The first chapter provides a good overview of the book, although it makes the most sense once the subject matter of the rest of the book has been digested a bit. A consistent framework emphasizing innovations (or the new information which appears at any iteration) is used throughout the book, and both continuous and discrete-time techniques for stochastic estimation are given nearly equal treatment, although the real-world engineer is likely to be interested in the latter.

Professor Kailath's articulate nature and knack for the clever anecdote or one-liner shines throughout the book, making it, while very mathematical in nature, quite readable for the motivated student.

10 of 11 people found the following review helpful
5.0 out of 5 stars Wonderful and insightful 17 Sep 2001
By Nicolas Chapados - Published on Amazon.com
Format:Paperback
This is one of the best engineering textbooks I have read, period. Although the subject matter is not for the faint-hearted, the authors' attention to pedagogical details shine throughout (repetition is the key to learning).

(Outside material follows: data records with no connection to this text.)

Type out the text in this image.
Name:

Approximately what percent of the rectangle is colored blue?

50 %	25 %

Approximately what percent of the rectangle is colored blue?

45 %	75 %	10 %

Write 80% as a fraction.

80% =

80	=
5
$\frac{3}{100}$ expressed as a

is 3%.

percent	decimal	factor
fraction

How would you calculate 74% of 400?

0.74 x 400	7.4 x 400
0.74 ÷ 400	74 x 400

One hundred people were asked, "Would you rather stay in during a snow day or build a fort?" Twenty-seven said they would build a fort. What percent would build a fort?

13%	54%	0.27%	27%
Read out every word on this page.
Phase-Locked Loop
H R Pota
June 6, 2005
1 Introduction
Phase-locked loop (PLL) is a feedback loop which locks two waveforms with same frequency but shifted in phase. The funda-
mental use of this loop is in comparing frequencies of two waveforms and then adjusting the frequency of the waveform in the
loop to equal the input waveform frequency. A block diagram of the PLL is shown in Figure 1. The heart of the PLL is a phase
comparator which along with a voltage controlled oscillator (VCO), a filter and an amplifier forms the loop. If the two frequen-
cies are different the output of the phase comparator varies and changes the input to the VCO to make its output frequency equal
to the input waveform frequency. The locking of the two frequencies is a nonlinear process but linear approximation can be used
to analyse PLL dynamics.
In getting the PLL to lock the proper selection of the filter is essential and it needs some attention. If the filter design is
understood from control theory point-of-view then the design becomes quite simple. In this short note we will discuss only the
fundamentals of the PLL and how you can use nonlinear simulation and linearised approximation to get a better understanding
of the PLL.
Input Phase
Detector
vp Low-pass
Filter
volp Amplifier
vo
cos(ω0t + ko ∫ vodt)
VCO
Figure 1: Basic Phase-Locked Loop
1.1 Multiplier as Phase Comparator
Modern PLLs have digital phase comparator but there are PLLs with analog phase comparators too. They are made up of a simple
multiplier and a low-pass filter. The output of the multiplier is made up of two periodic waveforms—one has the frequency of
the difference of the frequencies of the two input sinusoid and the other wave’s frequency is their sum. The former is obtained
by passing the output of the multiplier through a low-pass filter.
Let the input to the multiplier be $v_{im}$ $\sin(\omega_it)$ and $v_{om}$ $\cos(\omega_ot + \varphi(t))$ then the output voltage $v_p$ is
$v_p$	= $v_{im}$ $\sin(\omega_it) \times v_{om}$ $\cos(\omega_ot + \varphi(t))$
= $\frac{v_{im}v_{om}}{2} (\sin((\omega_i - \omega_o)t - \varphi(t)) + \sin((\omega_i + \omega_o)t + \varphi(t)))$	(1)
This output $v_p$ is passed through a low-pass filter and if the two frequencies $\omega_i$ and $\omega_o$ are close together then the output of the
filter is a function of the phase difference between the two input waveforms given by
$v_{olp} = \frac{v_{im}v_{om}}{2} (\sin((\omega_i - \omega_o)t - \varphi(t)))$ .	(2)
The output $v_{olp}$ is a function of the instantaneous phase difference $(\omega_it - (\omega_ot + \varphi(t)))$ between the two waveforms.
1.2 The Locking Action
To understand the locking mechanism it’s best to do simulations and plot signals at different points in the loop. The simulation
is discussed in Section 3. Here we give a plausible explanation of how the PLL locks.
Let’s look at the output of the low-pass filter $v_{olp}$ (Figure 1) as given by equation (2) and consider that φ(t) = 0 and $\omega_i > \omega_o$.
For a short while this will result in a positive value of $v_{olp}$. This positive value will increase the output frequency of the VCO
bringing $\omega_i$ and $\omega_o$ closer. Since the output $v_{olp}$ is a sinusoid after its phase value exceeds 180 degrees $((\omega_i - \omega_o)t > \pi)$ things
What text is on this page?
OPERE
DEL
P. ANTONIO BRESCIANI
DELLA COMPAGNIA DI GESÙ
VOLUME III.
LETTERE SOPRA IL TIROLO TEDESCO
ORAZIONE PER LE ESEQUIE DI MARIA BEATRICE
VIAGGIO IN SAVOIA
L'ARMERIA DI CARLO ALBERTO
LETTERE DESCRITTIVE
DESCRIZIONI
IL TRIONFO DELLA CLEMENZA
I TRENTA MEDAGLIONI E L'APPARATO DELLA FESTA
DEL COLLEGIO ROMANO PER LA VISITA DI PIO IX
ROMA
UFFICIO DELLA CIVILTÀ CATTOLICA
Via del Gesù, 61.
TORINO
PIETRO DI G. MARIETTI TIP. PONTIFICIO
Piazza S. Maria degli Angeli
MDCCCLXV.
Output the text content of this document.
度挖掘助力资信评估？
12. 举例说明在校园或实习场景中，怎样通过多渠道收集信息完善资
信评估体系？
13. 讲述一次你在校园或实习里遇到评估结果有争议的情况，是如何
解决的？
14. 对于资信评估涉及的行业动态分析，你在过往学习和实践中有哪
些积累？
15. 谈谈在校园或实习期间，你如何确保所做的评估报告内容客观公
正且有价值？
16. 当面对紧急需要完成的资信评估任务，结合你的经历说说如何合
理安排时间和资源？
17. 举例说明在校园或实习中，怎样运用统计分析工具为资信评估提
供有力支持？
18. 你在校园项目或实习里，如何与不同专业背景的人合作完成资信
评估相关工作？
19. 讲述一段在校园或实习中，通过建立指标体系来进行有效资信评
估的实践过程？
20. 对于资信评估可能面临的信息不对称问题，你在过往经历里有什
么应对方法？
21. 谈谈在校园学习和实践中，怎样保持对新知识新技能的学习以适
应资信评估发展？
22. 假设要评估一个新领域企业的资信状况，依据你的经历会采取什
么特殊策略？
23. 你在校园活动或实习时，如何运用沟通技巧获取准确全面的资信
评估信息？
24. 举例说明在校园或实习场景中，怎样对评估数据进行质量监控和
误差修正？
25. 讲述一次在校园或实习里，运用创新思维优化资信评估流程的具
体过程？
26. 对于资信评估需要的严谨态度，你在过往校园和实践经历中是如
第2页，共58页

The Kalman filter is introduced naturally as a consequence of a general framework for obtaining the best linear estimator of a random variable given others (earlier observations), and the geometric intuition is stressed repeatedly.

No important issue is omitted, including a very complete treatment of numerical issues and fast algorithms. My only gripe is with the assumption that all model parameters are KNOWN; in other words, the important aspect system identification (parameter estimation, learning, or whatever you call it in your field) is left to other textbooks.

Moreover, and no minor accomplishment, is the amazingly small number of typographical errors (at least up to where I have read so far; a bit over half the book), which is remarkable given the dense mathematical contents.

All in all, I would give it 6 stars if possible. Everything is there: it transmits a deep intuition for the matter, a places it in its historical context through interesting and amusing notes; it leaves the reader fulfilled but not overwhelmed.

3 of 3 people found the following review helpful
5.0 out of 5 stars Excellent text 25 Sep 2005
By Elvis Dieguez - Published on Amazon.com
Format:Paperback
This is an excellent text that covers estimation theory from a modern point of view. It will be especially interesting to anyone with a graduate degree in physics because Kailath, et al derive the theory of linear estimation from a point of view very similar to that of modern quantum mechanics - they even use similar bra/ket notation!

Basic and advanced statistical mathematics is somewhat an implied prerequisite for understanding this text. From what I have seen, I honestly find nothing negative to critique - its probably one of the best technical textbooks I have in my large library.